What happens to us when Grandkids grow up?
It’s fun being a grandpa although for most of my life I never much thought about it. We have fine grandkids – four guys and a young lady. They range in age from almost sixteen to twenty-three. Each is unique, even though two are twins. One is already working on an apprenticeship, another is well into a university program. The others are juniors in high school.
Now, perhaps to you there is nothing unusual about all this. You may already have great grandchildren or maybe you prefer to have pets – in either case (or anywhere in between) my thoughts may seem not that exceptional, so you can skip to the next chapter.
But what is amazing to me is the dawning realization that grandkids grow up. When they are very young they are often very cute or at least very funny. They see the world in very non-filtered ways. They tend to be relatively “straight arrow” in their approaches to daily challenges. As well, their world is immediate, but very large – in fact, it is huge.

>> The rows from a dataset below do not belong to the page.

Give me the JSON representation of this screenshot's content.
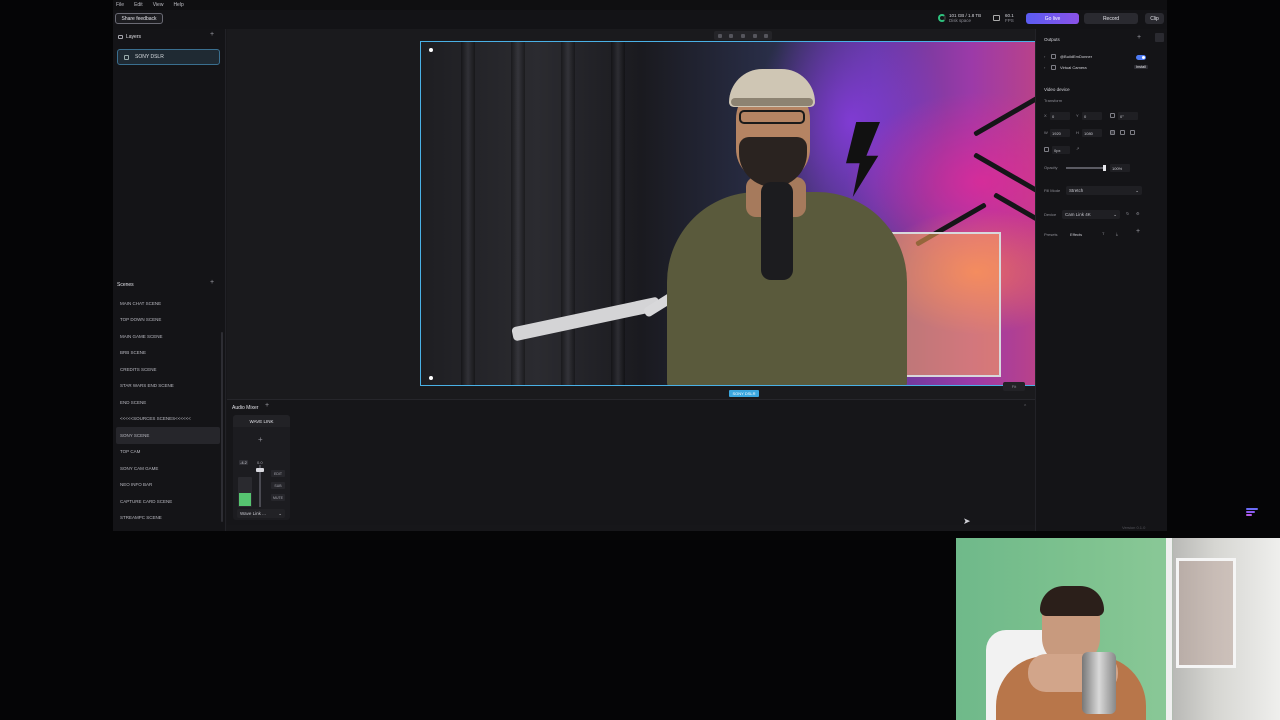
{
  "menu": [
    "File",
    "Edit",
    "View",
    "Help"
  ],
  "topbar": {
    "share_feedback": "Share feedback",
    "disk_value": "101 GB / 1.8 TB",
    "disk_label": "Disk space",
    "fps_value": "60.1",
    "fps_label": "FPS",
    "go_live": "Go live",
    "record": "Record",
    "clip": "Clip"
  },
  "layers": {
    "title": "Layers",
    "items": [
      {
        "label": "SONY DSLR"
      }
    ]
  },
  "scenes": {
    "title": "Scenes",
    "items": [
      "MAIN CHAT SCENE",
      "TOP DOWN SCENE",
      "MAIN GAME SCENE",
      "BRB SCENE",
      "CREDITS SCENE",
      "STAR WARS END SCENE",
      "END SCENE",
      "<<<<<SOURCES SCENES<<<<<<",
      "SONY SCENE",
      "TOP CAM",
      "SONY CAM GAME",
      "NEO INFO BAR",
      "CAPTURE CARD SCENE",
      "STREAMPC SCENE"
    ],
    "active": "SONY SCENE"
  },
  "canvas": {
    "preview_label": "SONY DSLR",
    "zoom": "Fit"
  },
  "audio_mixer": {
    "title": "Audio Mixer",
    "channel": {
      "name": "WAVE LINK",
      "db": "-4.2",
      "level_fraction": 0.45,
      "fader_label": "0.0",
      "buttons": [
        "EDIT",
        "SUB",
        "MUTE"
      ],
      "device": "Wave Link ..."
    }
  },
  "outputs": {
    "title": "Outputs",
    "items": [
      {
        "label": "@BuildEmDonner",
        "toggle": true
      },
      {
        "label": "Virtual Camera",
        "badge": "Install"
      }
    ]
  },
  "video_device": {
    "title": "Video device",
    "transform_label": "Transform",
    "x_label": "X",
    "x": "0",
    "y_label": "Y",
    "y": "0",
    "rotation": "0°",
    "w_label": "W",
    "width": "1920",
    "h_label": "H",
    "height": "1080",
    "radius": "0px",
    "opacity_label": "Opacity",
    "opacity": "100%",
    "fill_mode_label": "Fill Mode",
    "fill_mode": "Stretch",
    "device_label": "Device",
    "device": "Cam Link 4K",
    "presets_label": "Presets",
    "effects_label": "Effects"
  },
  "footer": {
    "version": "Version 0.1.0"
  }
}
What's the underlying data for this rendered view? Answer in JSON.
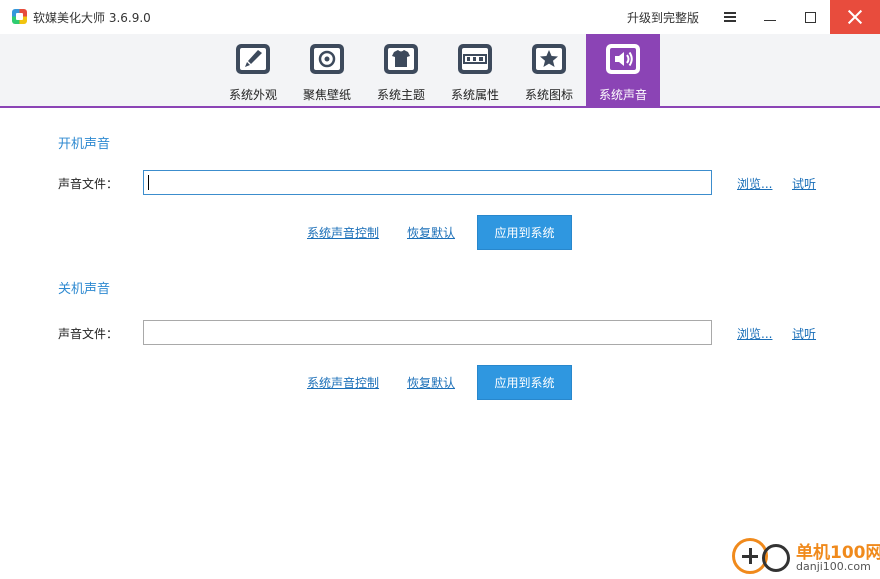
{
  "window": {
    "title": "软媒美化大师 3.6.9.0",
    "upgrade_label": "升级到完整版"
  },
  "toolbar": {
    "tabs": [
      {
        "label": "系统外观",
        "icon": "paintbrush-icon",
        "active": false
      },
      {
        "label": "聚焦壁纸",
        "icon": "wallpaper-icon",
        "active": false
      },
      {
        "label": "系统主题",
        "icon": "tshirt-icon",
        "active": false
      },
      {
        "label": "系统属性",
        "icon": "oem-icon",
        "active": false
      },
      {
        "label": "系统图标",
        "icon": "star-icon",
        "active": false
      },
      {
        "label": "系统声音",
        "icon": "speaker-icon",
        "active": true
      }
    ],
    "accent_color": "#8b44b5"
  },
  "startup": {
    "title": "开机声音",
    "field_label": "声音文件：",
    "file_value": "",
    "browse_label": "浏览...",
    "preview_label": "试听",
    "control_label": "系统声音控制",
    "restore_label": "恢复默认",
    "apply_label": "应用到系统"
  },
  "shutdown": {
    "title": "关机声音",
    "field_label": "声音文件：",
    "file_value": "",
    "browse_label": "浏览...",
    "preview_label": "试听",
    "control_label": "系统声音控制",
    "restore_label": "恢复默认",
    "apply_label": "应用到系统"
  },
  "watermark": {
    "brand": "单机100网",
    "domain": "danji100.com"
  },
  "colors": {
    "link": "#1b6fb8",
    "section_title": "#2f8ad1",
    "apply_button": "#2f97e0",
    "close_button": "#e84c3d"
  }
}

I was reminded of this the other day when visiting our American grandkids, they had decided we should once again visit the Renaissance Fair, a rather unique entertainment site on the outskirts of the Greater Phoenix Area (GPA). In many ways it resembles a state fair – but one set five or six hundred years ago, even before the actual Renaissance. We went four years ago and had a fun time with the guys. This time it also was a good time but for much different reasons. The “jousts” were just as good (in fact, one of the grandkids was photographed with the very same knight as he was back then). The actual site is actually bigger. There are more shops and possibly even an extra entertainment stage or two. But there wasn’t as much to keep the guys rivetted to the fair itself. Oh there were lots of pretty young women – many decked out in the fashions of yore, although often in the greens of St. Patrick’s Day – and they were noticed this time. And some of the neat events like the Dungeon and Maze were still there – although these didn’t seem as difficult nor as intriguing as the young men remembered them. Even the “turkey legs” (enormous drumsticks) seemed somewhat smaller, though perhaps just as tasty. And, the line-ups were longer, or at least took more time. Even so, the cold water was as refreshing.
I need to inform you that the grandsons are very polite young men – they have been well brought up. As a result they kept trying to find interesting things for their grandpa to enjoy. And there was at least one stage that was replete with extremely entertaining jugglers and another that had one act that boasted super agile gymnastic performers. But after not quite four hours, it was agreed that it was time to go home. It wasn’t the same fair – the boys are now young men and while the site was actually larger in area, the venue had shrunk in perspective. And in their concern to give Grandpa a great entertainment moment, they had actually bored themselves.
They were apologetic but they need not have been for I found it all a fascinating experience. For one, I became tired of walking, perhaps because I’d foolishly worn sandals instead of the more appropriate running shoes, but more likely because I’m realizing I’m a little older now!! But more educational was the awareness that they aren’t little kids any more. They are still a great deal of fun to be around; we can still do many enjoyable things together. But like so many things in life, relationships change.
The highlights of this trip turned out to include:
1. Joining one grandson on his orientation tour of the Cronkite School of Broadcasting at Arizona State University.
2. Individual dinners with each Grandson where we were able to talk about his dreams for further education – both in terms of type of schooling and location of the preferred place of learning.
3. The complete family hour in an “Escape Room” where once again we collaboratively solved the puzzle with just about four minutes left.
4. Taking Grandpa to their fitness centre a couple of times for an hour’s workout.
All of these events focussed more on using brains (or at least smarts) and not just play. They also showed the growth towards being peers in many ways. Sure, we still went to watch them play a couple hockey games and we did go to a couple of fast food outlets. But that is still part of their evolution – the games are played at a higher skill level now and the fast food places are a little healthier.
One thing though continues to reinforce that they are of my lineage – almost everyday we had ice cream!! And each day I became more aware of the joy in continuing to grow older — the grandkids are doing the same and the perspectives through which we interpret the world grow and change and educate. Again I’m lucky — in part because they still like ice cream!!